The next milestone mentioned in Mr. Fitzpatrick’s statement was an article last month in The Post-Standard of Syracuse about the Ashkars and the winning ticket — a story Mr. Fitzpatrick said “was actually put out by the lottery security division in an effort to have the real winner come forward.” Other news outlets including The Associated Press also carried the report, based on a news release from the lottery’s communications office.
John Lammers, the enterprise editor of The Post-Standard, said the newspaper assigned two reporters to the story because the editors wondered why the lottery had disclosed so much in a news release. Usually, he said, the lottery waits to announce a winner’s identity at a news conference.
“Nobody put a fast one over on us,” he said. “We were suspicious of this from the get-go. Something was going on.
“We put it on the front page because of all the red flags, and our readers got it immediately.”
The lottery’s news release said Andy Ashkar had bought the ticket but had waited to redeem it “out of concern that the winning ticket could negatively influence his life if he did not plan properly before being publicly introduced.”
“Most notably,” the news release said, “Ashkar said he did not want the winning ticket to influence his engagement and subsequent marriage.” The release also said that Andy Ashkar wanted to share the money with his brother “to show his appreciation for all that Nayel had done for him during his life.”
Carolyn Hapeman, a lottery spokeswoman, said it was “unusual” for the lottery “to send out a prerelease about an upcoming winner event.” The news release said the lottery “requires” players who win $1 million or more to attend a news conference.

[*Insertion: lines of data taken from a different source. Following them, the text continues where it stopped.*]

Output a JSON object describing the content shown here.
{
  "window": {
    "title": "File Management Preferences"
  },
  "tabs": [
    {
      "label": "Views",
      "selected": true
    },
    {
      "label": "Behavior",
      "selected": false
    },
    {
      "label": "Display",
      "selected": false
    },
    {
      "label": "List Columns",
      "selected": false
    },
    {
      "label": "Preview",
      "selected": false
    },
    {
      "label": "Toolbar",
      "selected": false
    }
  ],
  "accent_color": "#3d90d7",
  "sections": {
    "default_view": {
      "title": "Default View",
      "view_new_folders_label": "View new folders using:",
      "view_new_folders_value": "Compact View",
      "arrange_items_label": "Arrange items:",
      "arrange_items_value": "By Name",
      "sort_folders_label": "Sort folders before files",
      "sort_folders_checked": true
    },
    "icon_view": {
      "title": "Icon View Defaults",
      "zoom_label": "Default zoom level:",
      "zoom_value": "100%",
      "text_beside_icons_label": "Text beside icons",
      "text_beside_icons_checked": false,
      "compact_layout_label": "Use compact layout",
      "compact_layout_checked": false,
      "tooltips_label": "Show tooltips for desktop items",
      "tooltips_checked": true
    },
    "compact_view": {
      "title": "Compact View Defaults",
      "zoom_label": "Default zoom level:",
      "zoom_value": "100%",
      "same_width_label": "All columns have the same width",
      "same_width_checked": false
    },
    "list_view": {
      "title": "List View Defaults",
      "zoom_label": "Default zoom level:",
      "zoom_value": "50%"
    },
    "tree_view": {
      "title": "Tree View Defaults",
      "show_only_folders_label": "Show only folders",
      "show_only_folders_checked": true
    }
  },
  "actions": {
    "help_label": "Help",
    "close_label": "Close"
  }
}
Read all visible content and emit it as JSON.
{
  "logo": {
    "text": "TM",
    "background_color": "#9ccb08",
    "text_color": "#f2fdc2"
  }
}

“We’ve been getting a lot of calls about this particular ticket and these individuals,” she said on Oct. 17, “and rather than anybody question ‘Is it true? Is it true?’ we sent out what we know thus far.” On Tuesday, she referred questions about the case to Mr. Fitzpatrick’s office.
His statement said the real winner had come forward “and will hopefully be awarded his actual winnings pending the conclusion of the case against the Ashkar brothers.”
There was no answer at the Ashkar family’s store or at their homes. As for the real winner, the authorities did not release his name.
Nice. Everyone knew something was fishy. Glad the real winner will finally get his/her $5 million.
Lol, can't fool the Lottery officials...
nope not jealous but we were right...
I wonder how they proved who the real winner is. Tapes?
Why does the quote in the OP say that a game with "$500,000,000" in the name has a top prize of only $5,000,000? :hmm:
I have to think there was a better way of going about this, for the scammers.
Because for that particular scratch off game, the total prizes available total up to $500M while the grand prize of that game is probably only $5M.
It's a "$500,000,000Extravaganza" scratch-off game . Lot's of winners of various amounts and several of them are worth $5 million.
Cuz that was the name of the game?
Way to give car salesmen a bad name.
Scratch ticket total prize amount...
Stupid people that cant even figure out if they won or not.
the problem is - what makes his story any more credible than theirs? Absent a confession or video of the guy getting the money, I'm not sure there's proof either way.